Da alcuni giorni, gran parte degli analisti ha nuovamente settato il focus sui rendimenti dei T-Bond e dell’inversione della curva. E questo perché, ormai da settimane, le azioni vanno da una parte e le obbligazioni dall’altra, dando sentore di interpretare le mosse della Fed e le parole di Powell in modo diametralmente opposto.
Infatti, continua ad aumentare il rendimento del benchmark USA a 2 anni, con lo spread sul decennale a circa -80 punti base indicando pertanto una profonda inversione della curva dei rendimenti, percepita (come sappiamo) essere il sintomo di una recessione nell'arco dei prossimi mesi.
La sensibilità del titolo biennale è stata particolarmente sensibile al movimento dei tassi Fed e il loro costante aumento nelle ultime riunioni indica come gli investitori obbligazionari stiano dando molto credito alle parole del presidente Powell ed altri governatori federali.

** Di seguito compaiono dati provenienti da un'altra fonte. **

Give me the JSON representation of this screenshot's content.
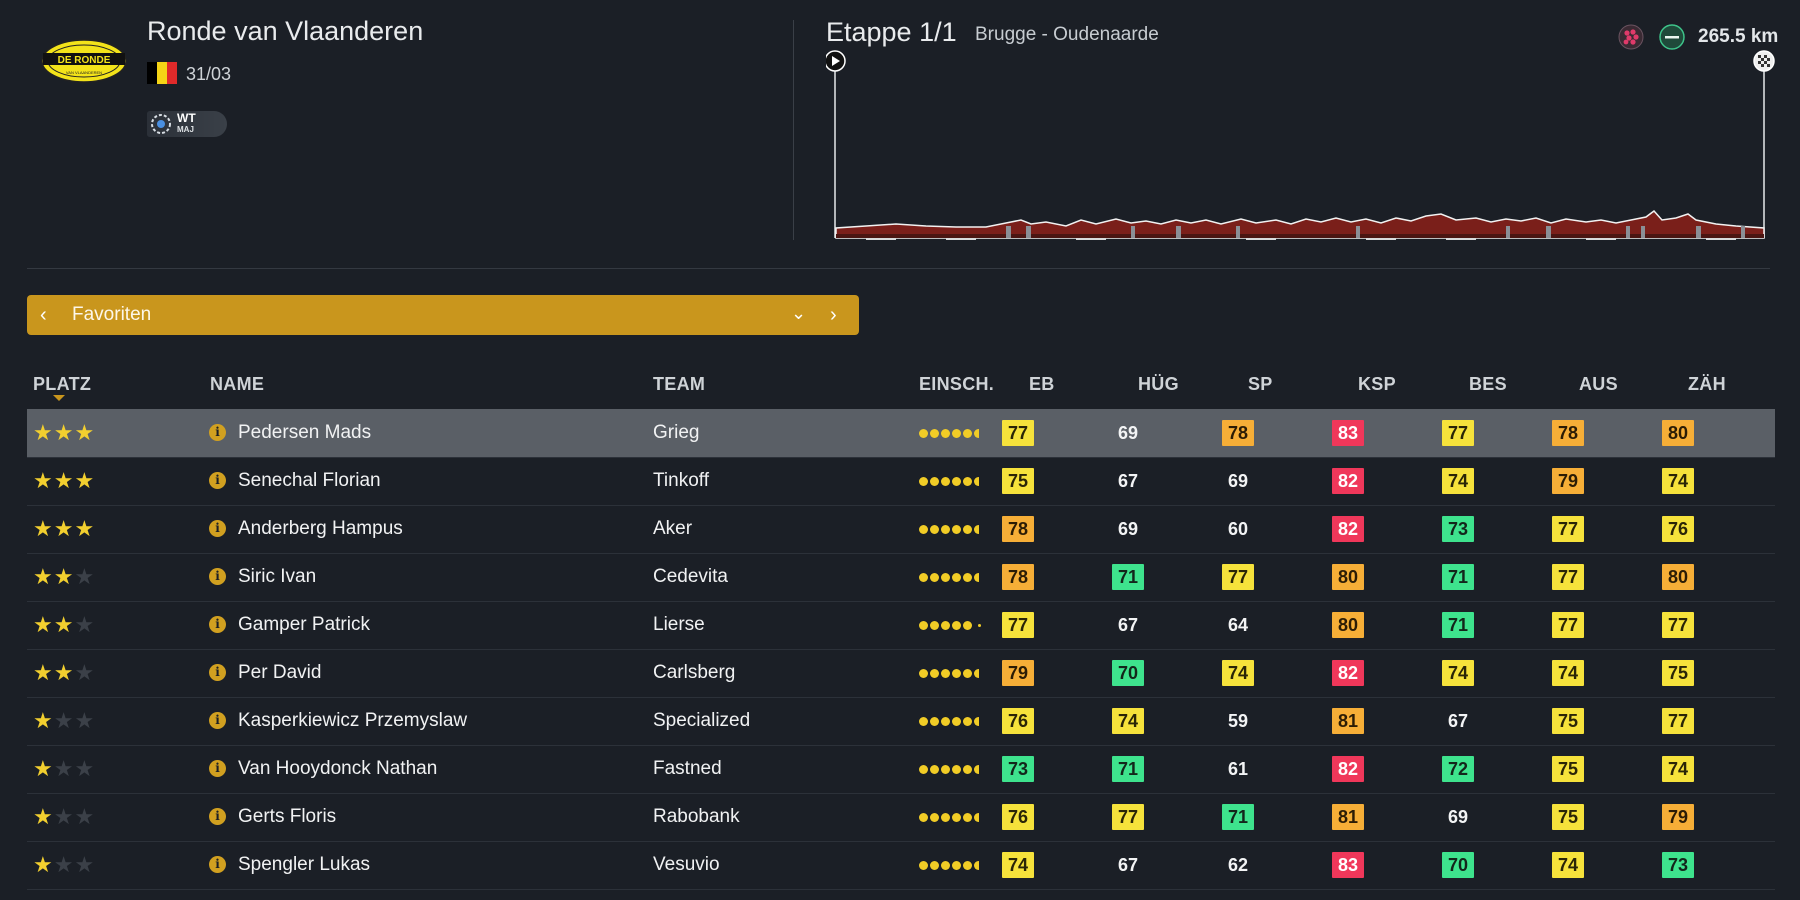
{
  "race": {
    "title": "Ronde van Vlaanderen",
    "date": "31/03",
    "logo_text": "DE RONDE",
    "logo_subtext": "VAN VLAANDEREN",
    "flag_colors": [
      "#000000",
      "#f5d416",
      "#e02a2a"
    ],
    "category_badge": {
      "main": "WT",
      "sub": "MAJ"
    }
  },
  "stage": {
    "title": "Etappe 1/1",
    "route": "Brugge - Oudenaarde",
    "distance": "265.5 km",
    "icons": [
      "cobblestone-icon",
      "flat-stage-icon"
    ]
  },
  "dropdown": {
    "label": "Favoriten"
  },
  "table": {
    "columns": {
      "platz": "PLATZ",
      "name": "NAME",
      "team": "TEAM",
      "einsch": "EINSCH.",
      "eb": "EB",
      "hug": "HÜG",
      "sp": "SP",
      "ksp": "KSP",
      "bes": "BES",
      "aus": "AUS",
      "zah": "ZÄH"
    },
    "sort_column": "PLATZ",
    "stat_colors": {
      "green": "#3ee38d",
      "yellow": "#f6e23b",
      "orange": "#f6ae37",
      "red": "#f0375a"
    },
    "rows": [
      {
        "stars": 3,
        "name": "Pedersen Mads",
        "team": "Grieg",
        "dots": 6,
        "selected": true,
        "stats": [
          [
            "77",
            "yellow"
          ],
          [
            "69",
            "plain"
          ],
          [
            "78",
            "orange"
          ],
          [
            "83",
            "red"
          ],
          [
            "77",
            "yellow"
          ],
          [
            "78",
            "orange"
          ],
          [
            "80",
            "orange"
          ]
        ]
      },
      {
        "stars": 3,
        "name": "Senechal Florian",
        "team": "Tinkoff",
        "dots": 6,
        "stats": [
          [
            "75",
            "yellow"
          ],
          [
            "67",
            "plain"
          ],
          [
            "69",
            "plain"
          ],
          [
            "82",
            "red"
          ],
          [
            "74",
            "yellow"
          ],
          [
            "79",
            "orange"
          ],
          [
            "74",
            "yellow"
          ]
        ]
      },
      {
        "stars": 3,
        "name": "Anderberg Hampus",
        "team": "Aker",
        "dots": 6,
        "stats": [
          [
            "78",
            "orange"
          ],
          [
            "69",
            "plain"
          ],
          [
            "60",
            "plain"
          ],
          [
            "82",
            "red"
          ],
          [
            "73",
            "green"
          ],
          [
            "77",
            "yellow"
          ],
          [
            "76",
            "yellow"
          ]
        ]
      },
      {
        "stars": 2,
        "name": "Siric Ivan",
        "team": "Cedevita",
        "dots": 6,
        "stats": [
          [
            "78",
            "orange"
          ],
          [
            "71",
            "green"
          ],
          [
            "77",
            "yellow"
          ],
          [
            "80",
            "orange"
          ],
          [
            "71",
            "green"
          ],
          [
            "77",
            "yellow"
          ],
          [
            "80",
            "orange"
          ]
        ]
      },
      {
        "stars": 2,
        "name": "Gamper Patrick",
        "team": "Lierse",
        "dots": 5,
        "stats": [
          [
            "77",
            "yellow"
          ],
          [
            "67",
            "plain"
          ],
          [
            "64",
            "plain"
          ],
          [
            "80",
            "orange"
          ],
          [
            "71",
            "green"
          ],
          [
            "77",
            "yellow"
          ],
          [
            "77",
            "yellow"
          ]
        ]
      },
      {
        "stars": 2,
        "name": "Per David",
        "team": "Carlsberg",
        "dots": 6,
        "stats": [
          [
            "79",
            "orange"
          ],
          [
            "70",
            "green"
          ],
          [
            "74",
            "yellow"
          ],
          [
            "82",
            "red"
          ],
          [
            "74",
            "yellow"
          ],
          [
            "74",
            "yellow"
          ],
          [
            "75",
            "yellow"
          ]
        ]
      },
      {
        "stars": 1,
        "name": "Kasperkiewicz Przemyslaw",
        "team": "Specialized",
        "dots": 6,
        "stats": [
          [
            "76",
            "yellow"
          ],
          [
            "74",
            "yellow"
          ],
          [
            "59",
            "plain"
          ],
          [
            "81",
            "orange"
          ],
          [
            "67",
            "plain"
          ],
          [
            "75",
            "yellow"
          ],
          [
            "77",
            "yellow"
          ]
        ]
      },
      {
        "stars": 1,
        "name": "Van Hooydonck Nathan",
        "team": "Fastned",
        "dots": 6,
        "stats": [
          [
            "73",
            "green"
          ],
          [
            "71",
            "green"
          ],
          [
            "61",
            "plain"
          ],
          [
            "82",
            "red"
          ],
          [
            "72",
            "green"
          ],
          [
            "75",
            "yellow"
          ],
          [
            "74",
            "yellow"
          ]
        ]
      },
      {
        "stars": 1,
        "name": "Gerts Floris",
        "team": "Rabobank",
        "dots": 6,
        "stats": [
          [
            "76",
            "yellow"
          ],
          [
            "77",
            "yellow"
          ],
          [
            "71",
            "green"
          ],
          [
            "81",
            "orange"
          ],
          [
            "69",
            "plain"
          ],
          [
            "75",
            "yellow"
          ],
          [
            "79",
            "orange"
          ]
        ]
      },
      {
        "stars": 1,
        "name": "Spengler Lukas",
        "team": "Vesuvio",
        "dots": 6,
        "stats": [
          [
            "74",
            "yellow"
          ],
          [
            "67",
            "plain"
          ],
          [
            "62",
            "plain"
          ],
          [
            "83",
            "red"
          ],
          [
            "70",
            "green"
          ],
          [
            "74",
            "yellow"
          ],
          [
            "73",
            "green"
          ]
        ]
      }
    ]
  }
}
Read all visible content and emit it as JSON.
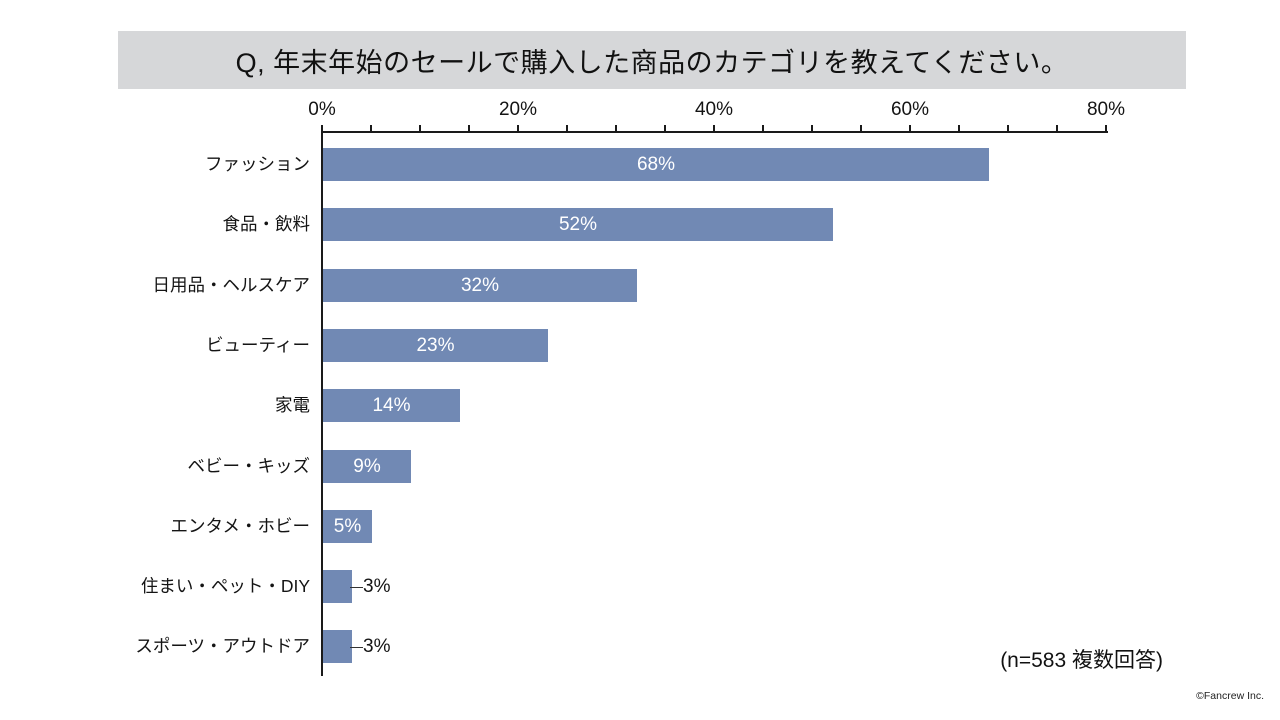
{
  "title": "Q, 年末年始のセールで購入した商品のカテゴリを教えてください。",
  "note": "(n=583 複数回答)",
  "footer": "©Fancrew Inc.",
  "colors": {
    "bar": "#7189b4",
    "title_bg": "#d6d7d9",
    "axis": "#1a1a1a",
    "label_inside": "#ffffff",
    "label_outside": "#141414"
  },
  "chart_data": {
    "type": "bar",
    "orientation": "horizontal",
    "title": "Q, 年末年始のセールで購入した商品のカテゴリを教えてください。",
    "categories": [
      "ファッション",
      "食品・飲料",
      "日用品・ヘルスケア",
      "ビューティー",
      "家電",
      "ベビー・キッズ",
      "エンタメ・ホビー",
      "住まい・ペット・DIY",
      "スポーツ・アウトドア"
    ],
    "values": [
      68,
      52,
      32,
      23,
      14,
      9,
      5,
      3,
      3
    ],
    "value_suffix": "%",
    "xlabel": "",
    "ylabel": "",
    "xlim": [
      0,
      80
    ],
    "x_tick_labels": [
      "0%",
      "20%",
      "40%",
      "60%",
      "80%"
    ],
    "x_tick_values": [
      0,
      20,
      40,
      60,
      80
    ],
    "x_minor_tick_step": 5,
    "grid": false,
    "legend": false,
    "label_placement": "inside-center; outside-end with leader line for 3% bars",
    "sample_note": "(n=583 複数回答)"
  }
}
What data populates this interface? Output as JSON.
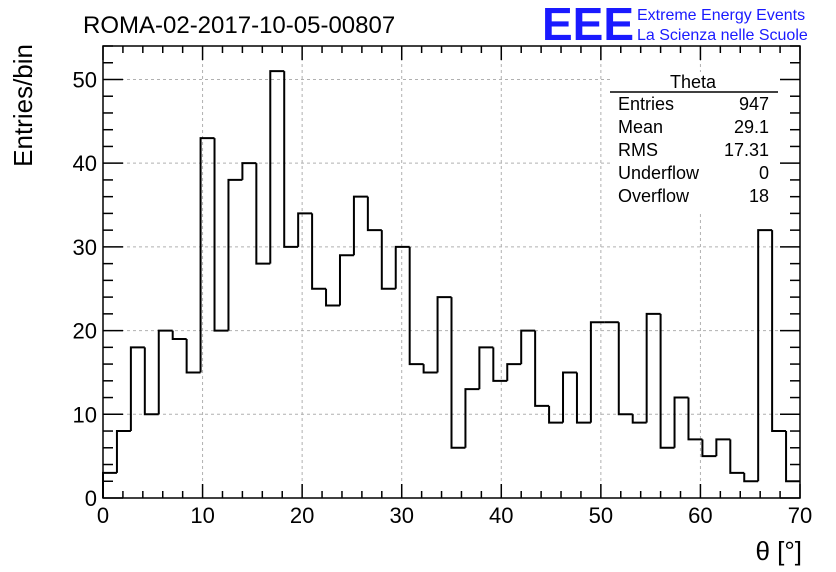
{
  "chart_data": {
    "type": "bar",
    "histogram": true,
    "title": "ROMA-02-2017-10-05-00807",
    "xlabel": "θ [°]",
    "ylabel": "Entries/bin",
    "xlim": [
      0,
      70
    ],
    "ylim": [
      0,
      54
    ],
    "x_ticks": [
      0,
      10,
      20,
      30,
      40,
      50,
      60,
      70
    ],
    "y_ticks": [
      0,
      10,
      20,
      30,
      40,
      50
    ],
    "bin_width": 1.4,
    "values": [
      3,
      8,
      18,
      10,
      20,
      19,
      15,
      43,
      20,
      38,
      40,
      28,
      51,
      30,
      34,
      25,
      23,
      29,
      36,
      32,
      25,
      30,
      16,
      15,
      24,
      6,
      13,
      18,
      14,
      16,
      20,
      11,
      9,
      15,
      9,
      21,
      21,
      10,
      9,
      22,
      6,
      12,
      7,
      5,
      7,
      3,
      2,
      32,
      8,
      2
    ],
    "grid": true,
    "stats_box": {
      "name": "Theta",
      "rows": [
        {
          "label": "Entries",
          "value": "947"
        },
        {
          "label": "Mean",
          "value": "29.1"
        },
        {
          "label": "RMS",
          "value": "17.31"
        },
        {
          "label": "Underflow",
          "value": "0"
        },
        {
          "label": "Overflow",
          "value": "18"
        }
      ]
    }
  },
  "logo": {
    "letters": "EEE",
    "line1": "Extreme Energy Events",
    "line2": "La Scienza nelle Scuole",
    "color": "#1a1aff"
  },
  "colors": {
    "line": "#000000",
    "grid": "#b0b0b0"
  }
}
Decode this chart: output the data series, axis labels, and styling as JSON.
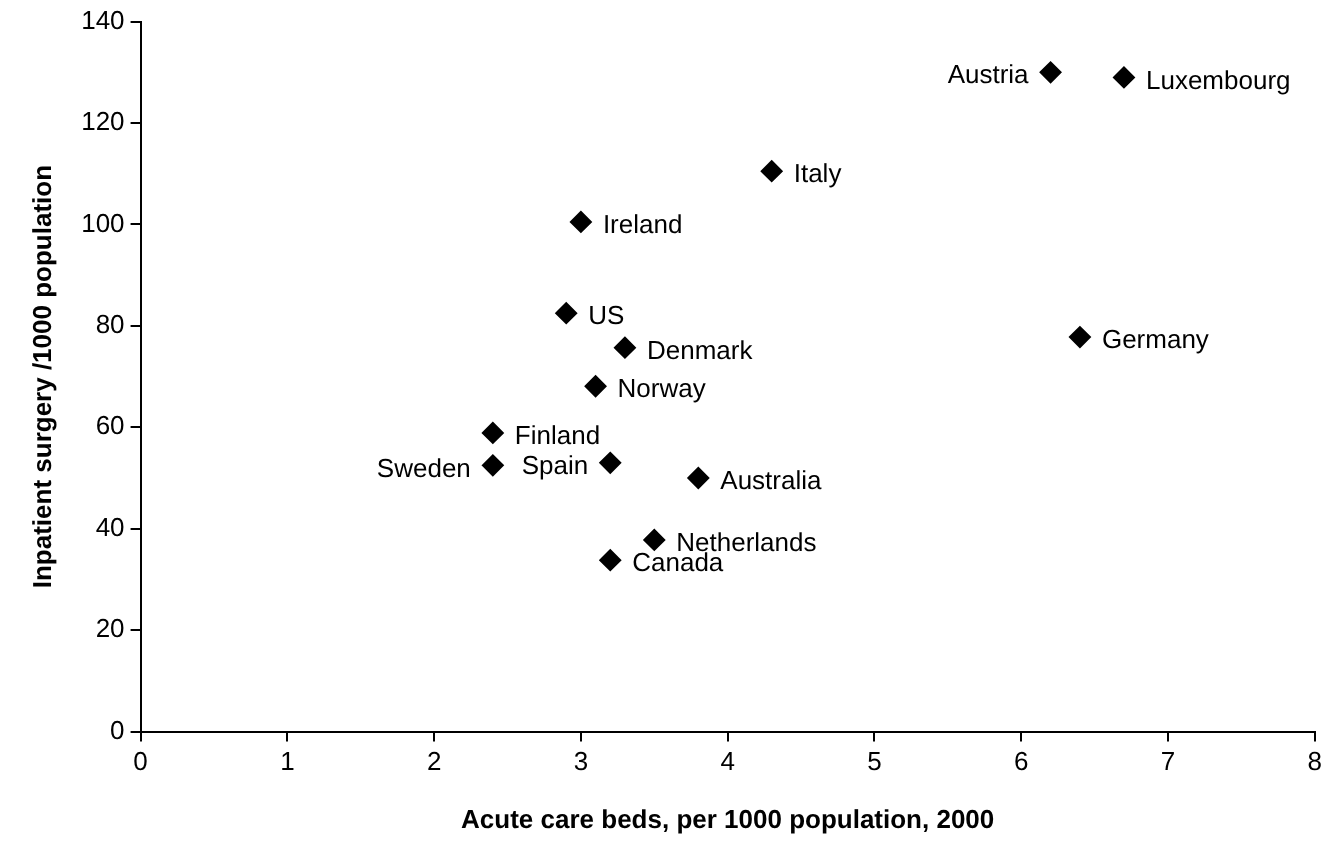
{
  "chart_data": {
    "type": "scatter",
    "xlabel": "Acute care beds, per 1000 population, 2000",
    "ylabel": "Inpatient surgery /1000 population",
    "x": [
      6.2,
      6.7,
      4.3,
      3.0,
      2.9,
      3.3,
      3.1,
      2.4,
      2.4,
      3.2,
      3.8,
      3.5,
      3.2,
      6.4
    ],
    "values": [
      130,
      129,
      110.5,
      100.5,
      82.5,
      75.7,
      68.1,
      58.9,
      52.5,
      53,
      50,
      37.8,
      33.8,
      77.8
    ],
    "value_labels": [
      "Austria",
      "Luxembourg",
      "Italy",
      "Ireland",
      "US",
      "Denmark",
      "Norway",
      "Finland",
      "Sweden",
      "Spain",
      "Australia",
      "Netherlands",
      "Canada",
      "Germany"
    ],
    "color": "#000000",
    "marker": "diamond",
    "grid": false,
    "legend": false,
    "xlim": [
      0,
      8
    ],
    "xticks": [
      0,
      1,
      2,
      3,
      4,
      5,
      6,
      7,
      8
    ],
    "ylim": [
      0,
      140
    ],
    "yticks": [
      0,
      20,
      40,
      60,
      80,
      100,
      120,
      140
    ]
  }
}
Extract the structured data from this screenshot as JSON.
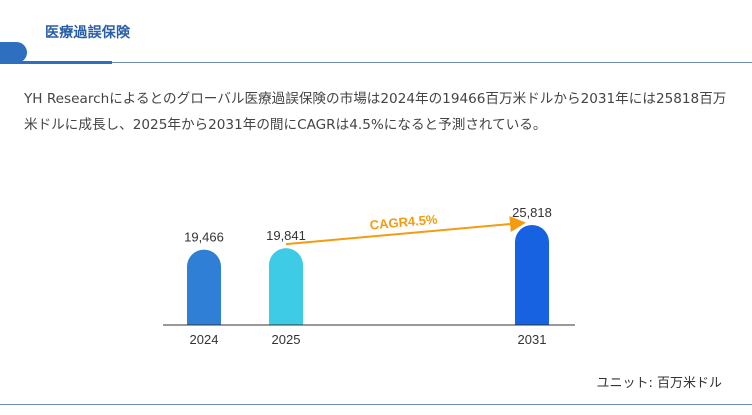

Nell'ultimo intervento Powell ha fatto capire senza mezzi termini che i tassi devono rimanere in territorio restrittivo per un periodo più lungo di tempo per riportare l'inflazione verso il target del 2%, vista la forza del mercato del lavoro che a gennaio ha registrato un aumento molto oltre le attese.
Stando ad alcune stime, i derivati prezzano con maggiore probabilità tassi Fed ad un picco del 5,75% alla fine del 2023, e nessun taglio come invece previsto dopo l'ultima lettura dell'inflazione americana.
Ma l'ammonimento che arriva dal mercato del reddito fisso (e anche dalle parole molto nette delle settimane scorse da parte di diversi esponenti del board Fed) non si sta ancora riflettendo sull’azionario, con lo S&P 500 che pur stancamente ha colto un rimbalzo del 7% da inizio 2023.
Questo, sappiamo, è stato dovuto dal più o meno giustificato ottimismo di un'inversione repentina dei prezzi al consumo e ad un conseguente risposta morbida da parte delle Banche Centrali. E ora anche gli strategist di Bloomberg iniziano a dare segnali di allerta agli investitori, forse troppo confidenti e forse troppo in anticipo rispetto alla fasatura del ciclo economico e di quello finanziario.
Stando alle parole di Mark Cranfield, strategist di Bloomberg News, “i rendimenti dei Treasury a due anni sono ai livelli più alti da novembre, ma questo non si è ancora riflesso pienamente nella performance dell'indice S&P 500. Il dato è un avvertimento per le azioni statunitensi, che potrebbero dover adeguarsi a un range di trading più basso. Si tratta di un avvertimento per le azioni statunitensi che potrebbero doversi adattare a un trading range più basso”. Aggiungendo poi che “I recenti interventi da falco della Federal Reserve lasciano presagire che al FOMC di marzo verrà annunciati dot plot mediani più alti”.
Staremo a vedere ma, almeno a noi, da tempo appare ben chiaro che i bond dimostrano aver inteso bene che Powell fa sul serio quando dice che i tassi devono rimanere restrittivi per un periodo prolungato, mentre questo scenario avverso non è ancora stato correttamente interpretato e prezzato dai mercati azionari.
Tornando al nostro portafoglio, facciamo un rapido aggiornamento dopo l’ingresso di due nuovi titoli, come specificato nello scorso articolo e nei segnali operativi. Siamo entrati sul fondo Fidelity Active Strategy Global Fund Acc EUR (LU1048657123) per un 5% del portafoglio, pari a 5.000 euro e siamo entrati anche sul Bot scadenza 14 agosto 2023 (IT0005505075) per un 10% del portafoglio, pari a 10.000 euro nominali e per un rendimento netto a scadenza del 2,65%.
Il nostro portafoglio, all’ultimo close disponibile, valorizza un NAV a 104,33 sostanzialmente stabile rispetto all’ultima valorizzazione. Stabile anche la performance storica su base annua al +1,52%. Stabilità anche per la volatilità totale, ferma al 2,08%, così come quella negativa ferma all’1,37%.
Portafoglio aggiornato nella sezione consueta.